Biography
Bayle was born at Carla-le-Comte (later renamed Carla-Bayle in his honour), near Pamiers, Provence, France, and was educated by his father, a Calvinist minister, and at an academy at Puylaurens. He afterwards entered a Jesuit college at Toulouse, and became a Roman Catholic a month later (1669). After seventeen months, he returned to Calvinism and fled to Geneva. There he became acquainted with the teachings of René Descartes. For some years he worked under the name of Bèle as a tutor for various Parisian families, but in 1675 he was appointed to the chair of philosophy at the Protestant Academy of Sedan.

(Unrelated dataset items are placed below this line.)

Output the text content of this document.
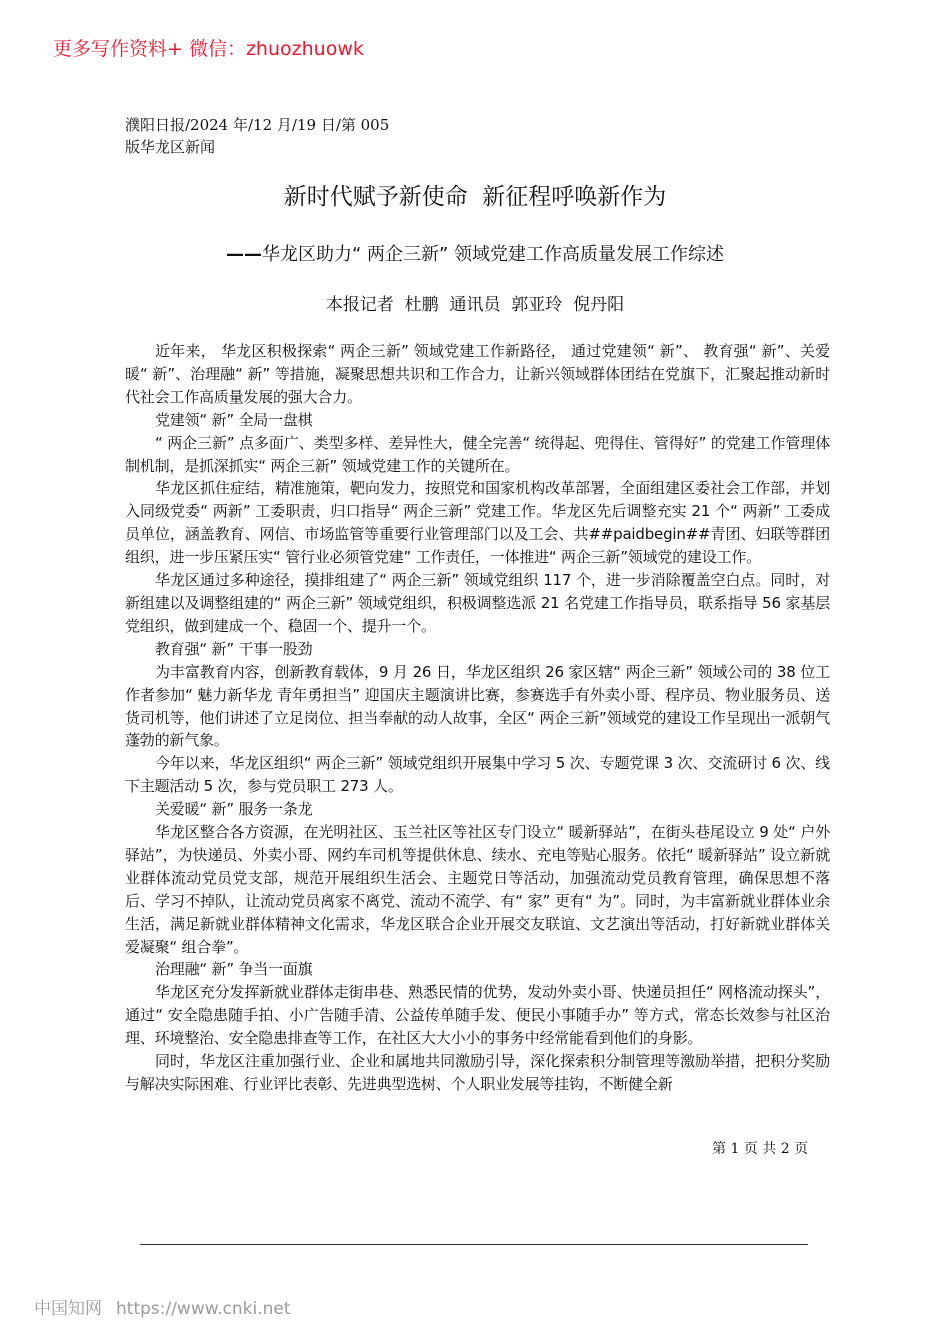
更多写作资料+ 微信：zhuozhuowk
濮阳日报/2024 年/12 月/19 日/第 005 版华龙区新闻
新时代赋予新使命  新征程呼唤新作为
——华龙区助力“ 两企三新” 领域党建工作高质量发展工作综述
本报记者  杜鹏  通讯员  郭亚玲  倪丹阳

近年来， 华龙区积极探索“ 两企三新” 领域党建工作新路径， 通过党建领“ 新”、 教育强“ 新”、关爱暖“ 新”、治理融“ 新” 等措施，凝聚思想共识和工作合力，让新兴领域群体团结在党旗下，汇聚起推动新时代社会工作高质量发展的强大合力。

党建领“ 新” 全局一盘棋

“ 两企三新” 点多面广、类型多样、差异性大，健全完善“ 统得起、兜得住、管得好” 的党建工作管理体制机制，是抓深抓实“ 两企三新” 领域党建工作的关键所在。

华龙区抓住症结，精准施策，靶向发力，按照党和国家机构改革部署，全面组建区委社会工作部，并划入同级党委“ 两新” 工委职责，归口指导“ 两企三新” 党建工作。华龙区先后调整充实 21 个“ 两新” 工委成员单位，涵盖教育、网信、市场监管等重要行业管理部门以及工会、共##paidbegin##青团、妇联等群团组织，进一步压紧压实“ 管行业必须管党建” 工作责任，一体推进“ 两企三新”领域党的建设工作。

华龙区通过多种途径，摸排组建了“ 两企三新” 领域党组织 117 个，进一步消除覆盖空白点。同时，对新组建以及调整组建的“ 两企三新” 领域党组织，积极调整选派 21 名党建工作指导员，联系指导 56 家基层党组织，做到建成一个、稳固一个、提升一个。

教育强“ 新” 干事一股劲

为丰富教育内容，创新教育载体，9 月 26 日，华龙区组织 26 家区辖“ 两企三新” 领域公司的 38 位工作者参加“ 魅力新华龙 青年勇担当” 迎国庆主题演讲比赛，参赛选手有外卖小哥、程序员、物业服务员、送货司机等，他们讲述了立足岗位、担当奉献的动人故事，全区“ 两企三新”领域党的建设工作呈现出一派朝气蓬勃的新气象。

今年以来，华龙区组织“ 两企三新” 领域党组织开展集中学习 5 次、专题党课 3 次、交流研讨 6 次、线下主题活动 5 次，参与党员职工 273 人。

关爱暖“ 新” 服务一条龙

华龙区整合各方资源，在光明社区、玉兰社区等社区专门设立“ 暖新驿站”，在街头巷尾设立 9 处“ 户外驿站”，为快递员、外卖小哥、网约车司机等提供休息、续水、充电等贴心服务。依托“ 暖新驿站” 设立新就业群体流动党员党支部，规范开展组织生活会、主题党日等活动，加强流动党员教育管理，确保思想不落后、学习不掉队，让流动党员离家不离党、流动不流学、有“ 家” 更有“ 为”。同时，为丰富新就业群体业余生活，满足新就业群体精神文化需求，华龙区联合企业开展交友联谊、文艺演出等活动，打好新就业群体关爱凝聚“ 组合拳”。

治理融“ 新” 争当一面旗

华龙区充分发挥新就业群体走街串巷、熟悉民情的优势，发动外卖小哥、快递员担任“ 网格流动探头”，通过“ 安全隐患随手拍、小广告随手清、公益传单随手发、便民小事随手办” 等方式，常态长效参与社区治理、环境整治、安全隐患排查等工作，在社区大大小小的事务中经常能看到他们的身影。

同时，华龙区注重加强行业、企业和属地共同激励引导，深化探索积分制管理等激励举措，把积分奖励与解决实际困难、行业评比表彰、先进典型选树、个人职业发展等挂钩，不断健全新

第 1 页 共 2 页
中国知网 https://www.cnki.net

In 1681 the university at Sedan was suppressed. Just before that event, Bayle had fled to the Dutch Republic, where he almost immediately was appointed professor of philosophy and history at the École Illustre in Rotterdam. After a long internal quarrel, Bayle was deprived of his chair in 1693.
Bayle remained in Rotterdam until his death on 28 December 1706 and was buried there in the Waalse Kerk where Jurieu would be buried as well, seven years later. In 1706 a statue in his honour was erected at Pamiers, la reparation d'un long oubli ("the reparation of a long neglect"). In 1959 a street was named after him in Rotterdam.